If you click on "our documentation" bind is listed.

Ted

johnpoz

@ivica.glavocic I have no idea about those questions.. Sure don't want to misspeak, but from as for as tac lite - my take is your always open a ticket.. Worse case is they say no.. My only real interaction with support for my sg4860 has been images before the move to the new installer.

And in those cases support was always johny on the spot and would get link to image in a few minutes normally.

patient0

@ivica.glavocic I would contact Netgate sales directly, that seems more efficient than waiting in the (technical) community forum for a Netgate employee to answer.

sales@netgate.com, https://www.netgate.com/contact-us

SteveITS

@ivica.glavocic said in TAC support questions:

For HA cluster do we have to buy two pfSense TAC support packages

Their TAC support packages are per-device so you would need two if you wanted the ability to contact Netgate for either (you provide the NDI ID number to them in the ticket).

SteveITS

@ivica.glavocic said in TAC support questions:

email / ticketing support for TAC lite or we have to buy TAC Pro

For this one, see the table at the bottom of https://shop.netgate.com/collections/tac-support/products/pfsense-software-subscription-tac-lite-support.

Lite is "zero to ping" meaning they will help get you online (install/reinstall) and ping works.

stephenw10

Installing a package that isn't on the supported-packages list wouldn't invalidate the support. It just means we are limited in what we can help with. So installing Bind is fine.

However that doesn't apply to packages from some 3rd party package repo which can cause all sorts of problems. TAC would likely ask you to reinstall to revert any changes that made.

Gertjan

@ivica.glavocic said in TAC support questions:

For HA cluster do we have to buy two pfSense TAC support packages, or one is enough?

Isn't "HA" always : "more then one" by default ?
Both entities must be identical, where one acting as a master, and the other(s) is (are) acting as slave(s), all following all the interactions of the master.
If the master detects a fail, a slave is elected and takes over.
So, for me, 2 (identical devices !) at least.

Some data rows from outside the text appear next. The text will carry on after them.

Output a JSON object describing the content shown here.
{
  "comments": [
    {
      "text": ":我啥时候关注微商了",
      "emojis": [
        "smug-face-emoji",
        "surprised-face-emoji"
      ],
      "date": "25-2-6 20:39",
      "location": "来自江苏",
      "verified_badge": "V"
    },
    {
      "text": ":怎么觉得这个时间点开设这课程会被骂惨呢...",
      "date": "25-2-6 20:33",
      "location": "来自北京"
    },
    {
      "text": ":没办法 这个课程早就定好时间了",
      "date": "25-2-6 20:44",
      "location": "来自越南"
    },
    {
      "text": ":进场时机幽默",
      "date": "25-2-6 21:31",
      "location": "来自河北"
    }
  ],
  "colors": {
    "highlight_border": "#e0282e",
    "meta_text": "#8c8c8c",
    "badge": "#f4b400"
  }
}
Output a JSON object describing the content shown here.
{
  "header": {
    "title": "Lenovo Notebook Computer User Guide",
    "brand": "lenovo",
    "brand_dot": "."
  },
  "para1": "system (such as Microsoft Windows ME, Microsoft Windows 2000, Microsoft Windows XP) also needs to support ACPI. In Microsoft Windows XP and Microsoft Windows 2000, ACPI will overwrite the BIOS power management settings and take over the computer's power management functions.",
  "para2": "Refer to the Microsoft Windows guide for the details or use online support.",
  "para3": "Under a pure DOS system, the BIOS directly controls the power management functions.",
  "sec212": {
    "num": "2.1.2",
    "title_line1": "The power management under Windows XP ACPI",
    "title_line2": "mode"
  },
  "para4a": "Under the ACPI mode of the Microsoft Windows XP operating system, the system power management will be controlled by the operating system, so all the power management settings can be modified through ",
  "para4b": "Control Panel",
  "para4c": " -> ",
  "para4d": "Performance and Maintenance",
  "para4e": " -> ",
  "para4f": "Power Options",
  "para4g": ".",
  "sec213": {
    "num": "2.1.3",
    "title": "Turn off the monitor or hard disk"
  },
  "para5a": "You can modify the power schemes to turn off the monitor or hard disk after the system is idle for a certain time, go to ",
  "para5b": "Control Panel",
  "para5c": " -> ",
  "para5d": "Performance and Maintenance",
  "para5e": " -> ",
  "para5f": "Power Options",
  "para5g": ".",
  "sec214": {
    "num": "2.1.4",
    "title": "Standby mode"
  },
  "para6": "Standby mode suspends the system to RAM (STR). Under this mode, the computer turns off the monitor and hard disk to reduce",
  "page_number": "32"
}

About bind : Have a look at this forum, there are pfSense users that use the pfSense bind package.
Afaik : the bind GUI implementation isn't ... perfect. Loads of options are missing. And the version bind version used isn't the latest.
I'm using bind myself as a autoritative domain name server, servings 10+ domain names, and have it synced to another (also mine) bind server, acting as the slave. It does DNSSEC, can do DDNS, and all kind of other nifty trick.
My option is : it's 'impossible' to use a GUI to maintain the config of bind. Maybe with one domain name, and minimal settings ? Anyway, imho, pfSense is a firewall/router, not an autoritative domain name server.

What about this solution : host your bind on another device with a real OS, like a rock solid Debian server, and set it up from there ? True, you have to edit the files (I actually rarely edit my bind's 20+ config files).

I short : you're opting for a "HA" setup, so your installation becomes somewhat mission critical. In that case, divide important task over separate devices/hosts. The firewall != the proxy server != the DNS server != the file server etc. (!= = 'in not').